Watch Me Think Blog

The100: Cool brands, the march of nines and Jurassic Park

Written by Fran | Mar 20, 2026 8:30:00 AM

Food for thought

Dan Frommer of The New Consumer has published his latest food & drink trends report for us to have a rummage through. This slide in particular caught my eye:



Meanwhile, 13-17-year-olds from the U.S, Canada, U.K, France, Germany, Italy, and Spain have been asked by YPulse who the coolest brands are. 

 

Poultry in motion

If you swap a real person for an AI one, do people buy more stuff? The good folk over at Thinkerbell have been finding out. They created two near-identical ads, the only difference being the endorser. One was human, one was AI. And the human won.

However, the product in question was a handbag disguised as a roast chicken bag. So, ya know, it depends…

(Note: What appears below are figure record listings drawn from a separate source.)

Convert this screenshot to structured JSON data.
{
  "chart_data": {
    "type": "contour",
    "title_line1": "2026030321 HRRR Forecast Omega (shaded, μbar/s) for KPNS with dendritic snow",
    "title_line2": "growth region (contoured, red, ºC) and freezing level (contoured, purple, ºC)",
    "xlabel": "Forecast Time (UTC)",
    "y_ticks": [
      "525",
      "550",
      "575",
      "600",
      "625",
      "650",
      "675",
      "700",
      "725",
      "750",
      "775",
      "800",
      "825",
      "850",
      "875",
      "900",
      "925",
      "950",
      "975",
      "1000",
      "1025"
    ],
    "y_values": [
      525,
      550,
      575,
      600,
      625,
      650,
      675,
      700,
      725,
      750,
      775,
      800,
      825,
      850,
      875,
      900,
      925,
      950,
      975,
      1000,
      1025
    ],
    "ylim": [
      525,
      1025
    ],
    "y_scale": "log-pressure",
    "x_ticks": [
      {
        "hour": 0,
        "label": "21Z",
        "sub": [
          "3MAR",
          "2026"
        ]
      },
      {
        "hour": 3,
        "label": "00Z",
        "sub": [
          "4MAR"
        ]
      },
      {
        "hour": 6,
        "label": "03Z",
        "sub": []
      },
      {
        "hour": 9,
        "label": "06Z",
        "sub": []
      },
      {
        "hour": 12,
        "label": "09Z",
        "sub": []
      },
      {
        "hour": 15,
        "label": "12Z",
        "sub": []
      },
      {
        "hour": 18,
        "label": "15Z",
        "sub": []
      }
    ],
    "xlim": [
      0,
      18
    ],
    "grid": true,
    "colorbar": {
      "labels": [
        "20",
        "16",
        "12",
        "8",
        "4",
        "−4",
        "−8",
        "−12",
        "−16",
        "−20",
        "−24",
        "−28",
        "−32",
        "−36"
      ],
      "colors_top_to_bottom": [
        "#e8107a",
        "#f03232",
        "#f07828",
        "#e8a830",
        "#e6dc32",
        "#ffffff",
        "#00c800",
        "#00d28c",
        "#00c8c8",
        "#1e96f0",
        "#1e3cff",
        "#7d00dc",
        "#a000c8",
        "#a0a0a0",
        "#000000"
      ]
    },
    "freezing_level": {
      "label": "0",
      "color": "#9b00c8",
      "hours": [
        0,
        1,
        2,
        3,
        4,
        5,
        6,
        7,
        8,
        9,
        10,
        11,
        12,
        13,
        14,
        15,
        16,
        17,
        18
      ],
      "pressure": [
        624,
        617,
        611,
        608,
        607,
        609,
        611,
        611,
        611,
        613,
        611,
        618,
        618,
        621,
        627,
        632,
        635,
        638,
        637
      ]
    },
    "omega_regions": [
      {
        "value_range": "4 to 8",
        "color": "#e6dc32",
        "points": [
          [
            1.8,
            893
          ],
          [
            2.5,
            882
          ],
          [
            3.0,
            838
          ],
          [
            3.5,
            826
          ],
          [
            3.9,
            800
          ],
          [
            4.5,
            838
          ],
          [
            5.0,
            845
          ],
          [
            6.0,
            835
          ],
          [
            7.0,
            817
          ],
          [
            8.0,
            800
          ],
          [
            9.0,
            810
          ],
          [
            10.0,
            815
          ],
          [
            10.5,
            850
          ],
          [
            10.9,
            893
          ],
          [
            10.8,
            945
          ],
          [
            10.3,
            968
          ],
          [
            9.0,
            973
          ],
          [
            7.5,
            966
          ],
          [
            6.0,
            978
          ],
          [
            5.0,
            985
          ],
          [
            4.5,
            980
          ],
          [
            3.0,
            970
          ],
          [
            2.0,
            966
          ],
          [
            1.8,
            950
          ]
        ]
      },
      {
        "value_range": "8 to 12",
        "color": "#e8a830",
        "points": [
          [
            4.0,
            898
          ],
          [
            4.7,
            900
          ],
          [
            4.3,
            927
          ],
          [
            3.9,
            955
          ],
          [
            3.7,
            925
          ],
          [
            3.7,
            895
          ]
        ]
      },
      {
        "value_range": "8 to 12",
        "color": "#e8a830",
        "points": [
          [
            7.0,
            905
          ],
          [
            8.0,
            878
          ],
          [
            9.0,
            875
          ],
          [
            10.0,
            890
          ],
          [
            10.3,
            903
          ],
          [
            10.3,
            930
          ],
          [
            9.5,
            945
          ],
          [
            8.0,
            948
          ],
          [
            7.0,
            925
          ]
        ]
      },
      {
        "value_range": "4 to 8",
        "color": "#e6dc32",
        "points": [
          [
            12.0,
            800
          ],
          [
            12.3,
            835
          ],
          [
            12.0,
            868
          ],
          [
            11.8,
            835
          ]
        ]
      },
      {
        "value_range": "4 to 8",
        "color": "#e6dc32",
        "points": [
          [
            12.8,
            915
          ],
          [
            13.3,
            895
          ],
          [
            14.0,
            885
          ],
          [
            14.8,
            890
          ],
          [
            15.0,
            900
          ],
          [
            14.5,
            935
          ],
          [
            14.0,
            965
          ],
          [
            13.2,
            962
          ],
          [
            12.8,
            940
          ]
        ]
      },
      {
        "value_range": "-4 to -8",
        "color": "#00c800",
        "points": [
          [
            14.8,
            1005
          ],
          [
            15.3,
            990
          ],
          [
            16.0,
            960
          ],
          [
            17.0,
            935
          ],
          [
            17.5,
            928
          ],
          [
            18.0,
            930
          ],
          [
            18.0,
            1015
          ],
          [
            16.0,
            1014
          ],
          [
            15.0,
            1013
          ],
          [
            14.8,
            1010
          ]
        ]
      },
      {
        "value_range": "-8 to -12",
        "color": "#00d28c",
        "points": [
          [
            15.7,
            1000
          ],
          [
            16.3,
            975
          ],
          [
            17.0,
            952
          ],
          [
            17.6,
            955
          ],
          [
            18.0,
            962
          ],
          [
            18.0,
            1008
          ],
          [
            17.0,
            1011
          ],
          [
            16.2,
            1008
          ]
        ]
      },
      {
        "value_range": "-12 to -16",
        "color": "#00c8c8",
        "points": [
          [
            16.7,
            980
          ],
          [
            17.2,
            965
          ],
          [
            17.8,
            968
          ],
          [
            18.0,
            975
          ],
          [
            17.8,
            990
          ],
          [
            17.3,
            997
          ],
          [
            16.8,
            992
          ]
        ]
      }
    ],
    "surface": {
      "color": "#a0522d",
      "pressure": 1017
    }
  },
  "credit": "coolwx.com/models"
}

“The Bachelor’s Handbag is not a utilitarian purchase. Nobody is evaluating it on performance metrics. The appeal lies in humour, cultural recognition and the sense that you are in on the joke. Research suggests that for hedonic or identity-driven products, perceived similarity and parasocial connection are stronger drivers of purchase intention, particularly when authenticity cues are present [...] It does suggest that when you are selling something deliberately ridiculous, like a handbag dressed up as a roast chicken bag, the person delivering the joke matters [...] This is not a rejection of AI. It is a reminder that in advertising, context matters.”

 

The march of nines

While it may have tied my brain into a double fisherman’s, I’m thoroughly glad to have read. The Technium’s piece on ‘the march of nines’. Achieving 99%, 99.9%, or 99.99% isn’t linear and each additional nine demands you rethink, reorganise or reinvent entirely:

“It seems as if we are adding only a tiny amount with each nine, smaller and smaller, but it is the opposite. The difference between having no electricity for 1 hour a year (99.99%) versus missing one whole working day a year (99.9%) is significant, and not just a little more [...] you cannot reach the next nine simply by doing more of what you have been doing. Extrapolation doesn’t work. The only way to reach the next nine is to do something in a new way, or to re-organize what you are doing, or to invent a new thing.”

 

Get upstream

Speaking of rethinking… Dave Trott (we like Dave) has been writing about what a broken bridge, the Tug river and foreign aid budgets can teach us about changing the problem.

We stop trying to solve a problem we can’t solve, we get creative. We get upstream of the problem and change the problem to something we can solve. Then, in solving the upstream problem, the downstream problem solves itself.

 

And finally…

 Very British Problems published a nail-on-the-head parody reel about packaging fails. So naturally, we did the only responsible thing and made our own little spin-off. 

How well do you remember colours? This short test shows you a colour for a few seconds, then asks you to recreate it from memory. Fancy having a go at beating my score? :-)

The Jurassic Park theme slowed down is utterly epic. The universe will start splaying out in front of you around the 9 minute mark. Although I’m not sure anything can ever compare to

Dolly Parton’s Jolene slowed down to 33rpm. We featured it in The100 many, many years ago and I’ve lost count of the number of times I’ve listened to it since.